Dopo la battaglia sull’utero in affitto o, anni prima, sulla fecondazione omologa, ha più sentito condannare la fecondazione artificiale in sé? No. E nel frattempo abbiamo perso lo stesso
Potrei continuare. Quindi la mia proposta è partecipare al confronto a viso aperto e con chiarezza, altrimenti non perdiamo solo oggi ma perderemo pure domani.
Anche se devo darle ragione su tutto, non credo che le manifestazioni contro il ddl Zan siano state così inutili. Cerco di spiegarmi. La signora Mara con estrema sintesi pone il problema fondamentale: non siamo capiti! Come seguace di Cristo nel solco della Tradizione vivo il dramma della incomunicabilità. Quasi tutte le persone che il buon Dio mi mette accanto parlano la lingua modernista, non possiedono le categorie del Vero, non sanno che la Verità precede la libertà. Che si fa allora? Parliamo da soli? Camminare sulla strada giusta avendo perso quasi tutti non so quanto sia gradito al nostro Superiore. Il problema è immane: demolire la concezione di un Cristo solo bontà e amore per mostrarlo misericordioso sì, ma anche giudice e Signore del tempo e della storia. Non si può che procedere lentamente e gradualmente come si fa con i bambini. Dicendo anche mezze verità, come sono appunto le iniziative Restiamoliberi, ma sono un primo passo per capire che la stucchevole omelia del proprio parroco non basta e occorre almeno cominciare a porsi qualche domanda in più. Come si dice dalle mie parti: “piutost che gnint l’è mei piutost”.

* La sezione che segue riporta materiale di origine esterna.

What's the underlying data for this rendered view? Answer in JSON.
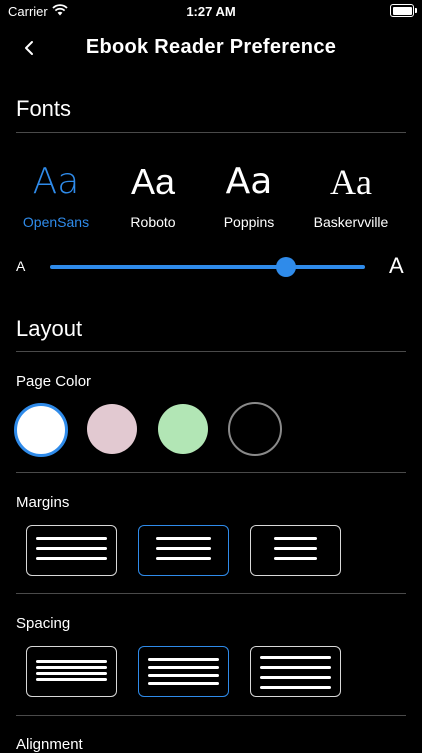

Il confronto a viso aperto è anche una manifestazione che grida “NO”, e se consideriamo che di manifestazioni “Restiamo liberi” ce ne sono state a decine, penso che il messaggio lanciato sia chiaro anche ad un cieco. Ma come, loro ammorbano l’Italia per due mesi e più con i loro osceni e spesso blasfemi “pride” (che ormai rientrano nel circuito “Ondapride” perché si moltiplicano), e noi non possiamo scendere in piazza, o siamo degli sfigati se lo facciamo? Certo, avere il sostegno del clero renderebbe più significativa l’iniziativa, ma poiché un cristiano è sentinella e non mero spettatore, dove non arrivano gli altri deve arrivare lui. Le persecuzioni insegnano, ma ci sarà una giustizia per questo, e un Vaticano o un parroco silente perderanno la loro battaglia prima o poi, così come l’hanno persa Don Abbondio e Ponzio Pilato. Noi non sediamo in Parlamento -dove ci sarà il viso aperto per eccellenza, perché l’ultima parola spetta a deputati e senatori-, ma possiamo chiedere alle associazioni di cui sosteniamo le iniziative di interloquire con il potere legislativo, cosa che tra l’altro già fanno senza sosta. Le racconto infine un aneddoto: seguendo le indicazioni di un noto sito gay che diceva “Scrivici, anche solo per dirci ciao!”, l’ho fatto. Ho scritto “ciao” e poi, pacatamente, ho chiesto se si potesse discutere su alcuni punti. Portando anche esempi concreti. Avete avuto delle risposte voi? Io no. Questo è il viso aperto di quella gente. Sarei tanto curiosa di sapere se avessero tutta questa sicurezza di sé se gli venissero a mancare i lauti finanziamenti di filantropi o presunti tali, associazioni e aziende (prima dei “pride” fanno il giro di tante aziende per reperire soldi, ve lo riporto come esperienza personale).